Solved: Scheduling Vertex AI Pipeline - Error 503

rubenszmm · 05-10-2023 11:19 AM

Hi,

I successfully trained and deployed a pipeline in Vertex AI using Kubeflow for a retrieval model, Two Towers.

Now I want to schedule this pipeline run every 8 minutes. Here's my code:

from kfp.v2.google.client import AIPlatformClient
api_client = AIPlatformClient(project_id='my-project', region='us-central1')

api_client.create_schedule_from_job_spec(
    job_spec_path='vacantes_pipeline.json',
    schedule="/8 * * * *", # every 8 minutes
    time_zone='America/Sao_Paulo',
    parameter_values={
        "epochs_": 5,
    "embed_length":768,  
        "maxsplit_" : 130
    }
)

The JSON is successfuly created, but the Scheduler Job fails immediately.

Logging tells me the httpRequest has an error 503 plus:

jsonPayload: {
@type: "type.googleapis.com/google.cloud.scheduler.logging.AttemptFinished"
jobName: "projects/my-project/locations/us-central1/jobs/pipeline_vacantes-pipeline-with-deployment_c7e98a8f_59-14-a-a-a"
status: "UNAVAILABLE"
targetType: "HTTP"
url: "https://us-central1-bogotatrabaja.cloudfunctions.net/templated_http_request-v1"
}

Any ideas on how to solve this issue ?

rubenszmm

I solved with Compute Engine and cron jobs.

View solution in original post

Roderick

Thanks so much for sharing!
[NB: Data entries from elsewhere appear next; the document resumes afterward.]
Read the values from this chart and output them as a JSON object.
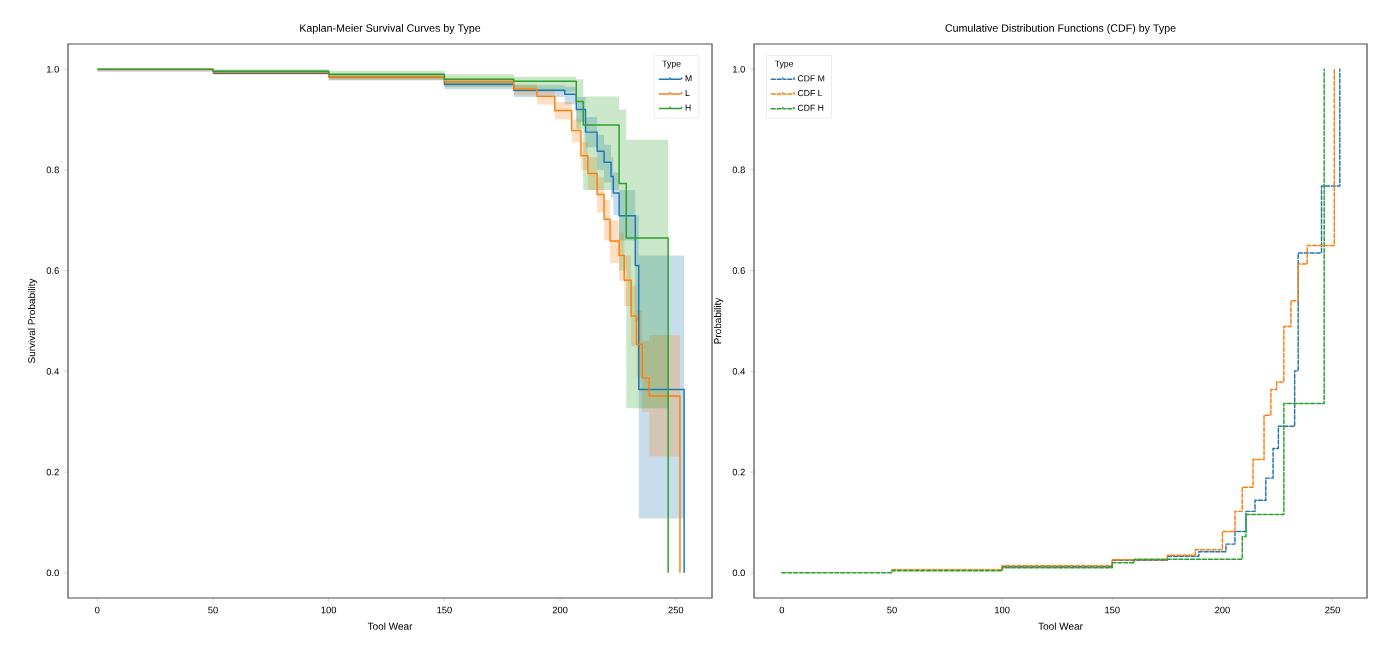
{
  "chart_data": [
    {
      "type": "step",
      "title": "Kaplan-Meier Survival Curves by Type",
      "xlabel": "Tool Wear",
      "ylabel": "Survival Probability",
      "legend_title": "Type",
      "legend": "top right",
      "line_style": "solid",
      "xlim": [
        -12.65,
        265.65
      ],
      "ylim": [
        -0.05,
        1.05
      ],
      "xticks": [
        0,
        50,
        100,
        150,
        200,
        250
      ],
      "yticks": [
        {
          "value": 0,
          "label": "0.0"
        },
        {
          "value": 0.2,
          "label": "0.2"
        },
        {
          "value": 0.4,
          "label": "0.4"
        },
        {
          "value": 0.6,
          "label": "0.6"
        },
        {
          "value": 0.8,
          "label": "0.8"
        },
        {
          "value": 1,
          "label": "1.0"
        }
      ],
      "series": [
        {
          "name": "M",
          "color": "#1f77b4",
          "x": [
            0,
            50,
            100,
            150,
            180,
            202,
            207,
            211,
            216,
            219,
            222,
            223,
            225.5,
            232.5,
            234,
            253.6
          ],
          "values": [
            null,
            0.992,
            0.985,
            0.97,
            0.958,
            0.95,
            0.92,
            0.875,
            0.837,
            0.815,
            0.787,
            0.754,
            0.709,
            0.61,
            0.364,
            0
          ],
          "lower": [
            0.995,
            0.99,
            0.978,
            0.96,
            0.945,
            0.93,
            0.895,
            0.845,
            0.8,
            0.775,
            0.745,
            0.71,
            0.66,
            0.5,
            0.108,
            0.108
          ],
          "upper": [
            1,
            0.998,
            0.99,
            0.978,
            0.968,
            0.965,
            0.945,
            0.905,
            0.87,
            0.85,
            0.825,
            0.795,
            0.76,
            0.71,
            0.63,
            0.63
          ]
        },
        {
          "name": "L",
          "color": "#ff7f0e",
          "x": [
            0,
            50,
            100,
            150,
            180,
            190,
            197.7,
            205,
            209,
            212,
            216,
            219,
            221.6,
            225.5,
            227.7,
            230.7,
            233,
            235.5,
            238.5,
            251.8
          ],
          "values": [
            1,
            0.994,
            0.985,
            0.975,
            0.96,
            0.946,
            0.918,
            0.878,
            0.828,
            0.793,
            0.751,
            0.702,
            0.659,
            0.63,
            0.581,
            0.51,
            0.454,
            0.387,
            0.351,
            0
          ],
          "lower": [
            0.996,
            0.99,
            0.978,
            0.965,
            0.948,
            0.93,
            0.9,
            0.855,
            0.8,
            0.76,
            0.715,
            0.66,
            0.615,
            0.58,
            0.53,
            0.45,
            0.39,
            0.32,
            0.231,
            0.231
          ],
          "upper": [
            1,
            0.997,
            0.99,
            0.983,
            0.97,
            0.96,
            0.935,
            0.9,
            0.855,
            0.825,
            0.785,
            0.74,
            0.7,
            0.675,
            0.63,
            0.57,
            0.52,
            0.46,
            0.472,
            0.472
          ]
        },
        {
          "name": "H",
          "color": "#2ca02c",
          "x": [
            0,
            50,
            100,
            150,
            180,
            207,
            210,
            225.5,
            228.6,
            246.7
          ],
          "values": [
            1,
            0.996,
            0.99,
            0.98,
            0.976,
            0.936,
            0.889,
            0.773,
            0.665,
            0
          ],
          "lower": [
            0.998,
            0.99,
            0.98,
            0.965,
            0.955,
            0.88,
            0.76,
            0.6,
            0.327,
            0.327
          ],
          "upper": [
            1,
            1,
            0.997,
            0.99,
            0.985,
            0.98,
            0.946,
            0.92,
            0.86,
            0.86
          ]
        }
      ]
    },
    {
      "type": "step",
      "title": "Cumulative Distribution Functions (CDF) by Type",
      "xlabel": "Tool Wear",
      "ylabel": "Probability",
      "legend_title": "Type",
      "legend": "top left",
      "line_style": "dashed",
      "xlim": [
        -12.65,
        265.65
      ],
      "ylim": [
        -0.05,
        1.05
      ],
      "xticks": [
        0,
        50,
        100,
        150,
        200,
        250
      ],
      "yticks": [
        {
          "value": 0,
          "label": "0.0"
        },
        {
          "value": 0.2,
          "label": "0.2"
        },
        {
          "value": 0.4,
          "label": "0.4"
        },
        {
          "value": 0.6,
          "label": "0.6"
        },
        {
          "value": 0.8,
          "label": "0.8"
        },
        {
          "value": 1,
          "label": "1.0"
        }
      ],
      "series": [
        {
          "name": "CDF M",
          "color": "#1f77b4",
          "x": [
            100,
            150,
            175,
            189.3,
            201.6,
            205.7,
            210.7,
            214.8,
            219.7,
            223,
            225.4,
            232.8,
            234.4,
            245,
            253.3
          ],
          "values": [
            0.012,
            0.025,
            0.033,
            0.042,
            0.057,
            0.082,
            0.122,
            0.144,
            0.188,
            0.247,
            0.291,
            0.401,
            0.635,
            0.768,
            1
          ]
        },
        {
          "name": "CDF L",
          "color": "#ff7f0e",
          "x": [
            50,
            100,
            150,
            175,
            187.7,
            200,
            205.7,
            209,
            213.9,
            218.9,
            222,
            224.6,
            227.9,
            231.1,
            234.4,
            238.5,
            245.9,
            250.8
          ],
          "values": [
            0.006,
            0.014,
            0.026,
            0.035,
            0.046,
            0.082,
            0.122,
            0.17,
            0.225,
            0.313,
            0.364,
            0.379,
            0.489,
            0.54,
            0.613,
            0.65,
            0.65,
            1
          ]
        },
        {
          "name": "CDF H",
          "color": "#2ca02c",
          "x": [
            0,
            50,
            100,
            150,
            160,
            205,
            209,
            210.7,
            224.6,
            227.9,
            240,
            246.2
          ],
          "values": [
            0,
            0.004,
            0.01,
            0.02,
            0.027,
            0.027,
            0.072,
            0.116,
            0.116,
            0.336,
            0.336,
            1
          ]
        }
      ]
    }
  ]
}
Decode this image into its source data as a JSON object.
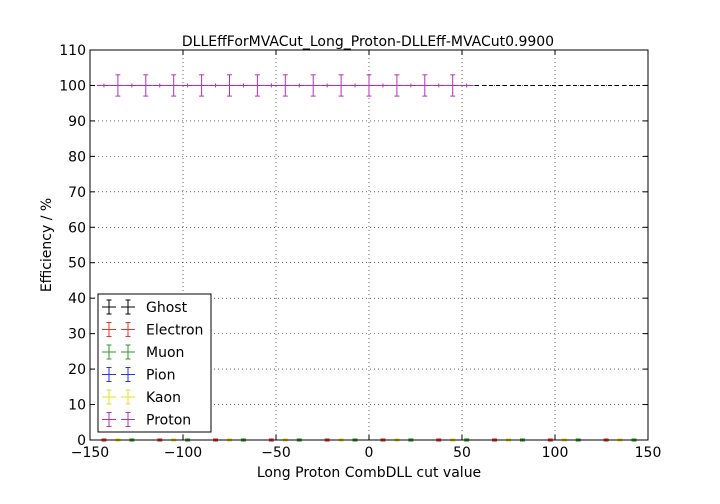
{
  "chart_data": {
    "type": "scatter",
    "title": "DLLEffForMVACut_Long_Proton-DLLEff-MVACut0.9900",
    "xlabel": "Long Proton CombDLL cut value",
    "ylabel": "Efficiency / %",
    "xlim": [
      -150,
      150
    ],
    "ylim": [
      0,
      110
    ],
    "xticks": [
      -150,
      -100,
      -50,
      0,
      50,
      100,
      150
    ],
    "xtick_labels": [
      "−150",
      "−100",
      "−50",
      "0",
      "50",
      "100",
      "150"
    ],
    "yticks": [
      0,
      10,
      20,
      30,
      40,
      50,
      60,
      70,
      80,
      90,
      100,
      110
    ],
    "ytick_labels": [
      "0",
      "10",
      "20",
      "30",
      "40",
      "50",
      "60",
      "70",
      "80",
      "90",
      "100",
      "110"
    ],
    "grid": true,
    "legend_position": "lower-left",
    "reference_line": {
      "y": 100,
      "style": "dashed",
      "color": "#000000"
    },
    "x_error": 3.75,
    "series": [
      {
        "name": "Ghost",
        "color": "#000000",
        "x": [],
        "y": [],
        "yerr": []
      },
      {
        "name": "Electron",
        "color": "#e8312a",
        "x": [
          -142.5,
          -112.5,
          -82.5,
          -52.5,
          -22.5,
          7.5,
          37.5,
          67.5,
          97.5,
          127.5
        ],
        "y": [
          0,
          0,
          0,
          0,
          0,
          0,
          0,
          0,
          0,
          0
        ],
        "yerr": [
          0.3,
          0.3,
          0.3,
          0.3,
          0.3,
          0.3,
          0.3,
          0.3,
          0.3,
          0.3
        ]
      },
      {
        "name": "Muon",
        "color": "#2a9a2a",
        "x": [
          -127.5,
          -97.5,
          -67.5,
          -37.5,
          -7.5,
          22.5,
          52.5,
          82.5,
          112.5,
          142.5
        ],
        "y": [
          0,
          0,
          0,
          0,
          0,
          0,
          0,
          0,
          0,
          0
        ],
        "yerr": [
          0.3,
          0.3,
          0.3,
          0.3,
          0.3,
          0.3,
          0.3,
          0.3,
          0.3,
          0.3
        ]
      },
      {
        "name": "Pion",
        "color": "#2233ee",
        "x": [],
        "y": [],
        "yerr": []
      },
      {
        "name": "Kaon",
        "color": "#e8dc2a",
        "x": [
          -135,
          -105,
          -75,
          -45,
          -15,
          15,
          45,
          75,
          105,
          135
        ],
        "y": [
          0,
          0,
          0,
          0,
          0,
          0,
          0,
          0,
          0,
          0
        ],
        "yerr": [
          0.3,
          0.3,
          0.3,
          0.3,
          0.3,
          0.3,
          0.3,
          0.3,
          0.3,
          0.3
        ]
      },
      {
        "name": "Proton",
        "color": "#b133b1",
        "x": [
          -142.5,
          -135,
          -127.5,
          -120,
          -112.5,
          -105,
          -97.5,
          -90,
          -82.5,
          -75,
          -67.5,
          -60,
          -52.5,
          -45,
          -37.5,
          -30,
          -22.5,
          -15,
          -7.5,
          0,
          7.5,
          15,
          22.5,
          30,
          37.5,
          45,
          52.5
        ],
        "y": [
          100,
          100,
          100,
          100,
          100,
          100,
          100,
          100,
          100,
          100,
          100,
          100,
          100,
          100,
          100,
          100,
          100,
          100,
          100,
          100,
          100,
          100,
          100,
          100,
          100,
          100,
          100
        ],
        "yerr": [
          0,
          3,
          0,
          3,
          0,
          3,
          0,
          3,
          0,
          3,
          0,
          3,
          0,
          3,
          0,
          3,
          0,
          3,
          0,
          3,
          0,
          3,
          0,
          3,
          0,
          3,
          0
        ]
      }
    ]
  }
}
I am not a Vertex expert, but learning! Hoping others will weigh in, but this sounds like a permissions issue based on some other scenarios I've seen.

Here are some ideas on how to troubleshoot the issue of the Vertex AI Scheduler Job failing immediately with a 503 error:

Check the Cloud Logging logs. The Cloud Logging logs will provide more information about the error, such as the specific API that is failing and the error message. This information can be used to troubleshoot the issue.
Make sure that the Vertex AI API is enabled. The Vertex AI API must be enabled in the Google Cloud Platform Console before it can be used. To enable the API, go to the APIs & Services page in the Console and search for Vertex AI. Click the Enable button to enable the API.
Make sure that the Vertex AI service account has the correct permissions. The Vertex AI service account must have the correct permissions to create and run Scheduler jobs. To grant the service account the necessary permissions, go to the IAM & Admin page in the Console and select the Service accounts tab. Click the name of the Vertex AI service account and then click the Edit button. In the Roles section, select the Cloud Scheduler Editor role.
Check the Vertex AI quota. The Vertex AI quota may be exceeded. To check the quota, go to the Quotas page in the Console and search for Vertex AI. The Quotas page will show the current usage and the available quota for each Vertex AI resource.
If you continue to experience issues, Contact Google Cloud support. If you have tried all of the above and you are still having trouble, you can contact Google Cloud support for help.

I hope this helps!

rubenszmm

I solved with Compute Engine and cron jobs.